Oslo-based Norsk Hydro said it would pay US$1.1 billion in cash for the operations and give Vale shares in Norsk Hydro representing 22 percent of the company.
Considering the shares’ value on Friday, the total value of the deal is US$4.9 billion, it said.
Vale is the world’s largest producer of iron ore and has more than 100,000 employees around the world.
The deal will give Norsk Hydro control of 60 percent of the world’s No. 3 bauxite mine, Paragominas in Brazil. It also has the right to take over the remaining 40 percent stake in two installments, in 2013 and 2015, for US$200 million each.
Norsk Hydro will also take control of 91 percent of alumina refinery Alunorte, 51 percent of the Albras aluminum plant and 81 percent of the CAP alumina refinery project.
As part of the deal, about 3,600 Vale employees will be transferred to Norsk Hydro, which already employs about 19,000 people in 40 countries.
Norsk Hydro’s president and chief executive Svein Richard Brandtzaeg said the deal was the “biggest transaction in Hydro’s history.”
“The acquisition in Brazil will secure raw materials for more than 100 years of aluminum production,” Brandtzaeg said in a statement. “This gives the entire company greater strength, makes us more robust.

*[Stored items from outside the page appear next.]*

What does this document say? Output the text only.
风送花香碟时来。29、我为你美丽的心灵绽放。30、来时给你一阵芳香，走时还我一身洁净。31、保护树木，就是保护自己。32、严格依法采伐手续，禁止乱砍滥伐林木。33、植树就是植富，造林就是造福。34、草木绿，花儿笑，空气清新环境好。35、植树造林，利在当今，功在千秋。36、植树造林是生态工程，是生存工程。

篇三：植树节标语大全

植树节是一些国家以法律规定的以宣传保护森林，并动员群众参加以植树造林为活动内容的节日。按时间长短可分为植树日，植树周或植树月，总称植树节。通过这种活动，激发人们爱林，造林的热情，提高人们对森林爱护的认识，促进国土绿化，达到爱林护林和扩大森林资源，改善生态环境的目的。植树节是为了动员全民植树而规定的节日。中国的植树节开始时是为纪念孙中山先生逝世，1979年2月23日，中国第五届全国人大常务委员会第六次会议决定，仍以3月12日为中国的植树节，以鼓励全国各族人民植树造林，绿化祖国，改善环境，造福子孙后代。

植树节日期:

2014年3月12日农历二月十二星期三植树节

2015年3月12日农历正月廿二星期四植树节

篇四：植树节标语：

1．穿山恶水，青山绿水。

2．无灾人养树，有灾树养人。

At the same time, we will be transformed from a company with its center in Europe to a leading global aluminum concern, with production and market positions in the Americas, Australia, Europe and the Middle East.”
The company said it would finance the acquisition by launching a fully underwritten rights issue of 10 billion Norwegian kroner (US$1.7 billion). The rights issue and the deal are supported by the Norwegian state, which currently owns 43.8 percent of Norsk Hydro shares.
After the deal, the Norwegian state’s share in Norsk Hydro will drop to 34.5 percent. Vale will get a seat on Norsk Hydro’s board of directors.
The transaction and the rights issue are subject to approval by the Norwegian parliament and a Norsk Hydro extraordinary general meeting, which will be held at the end of next month.
Norsk Hydro said it expects the transaction to be closed in the fourth quarter of this year.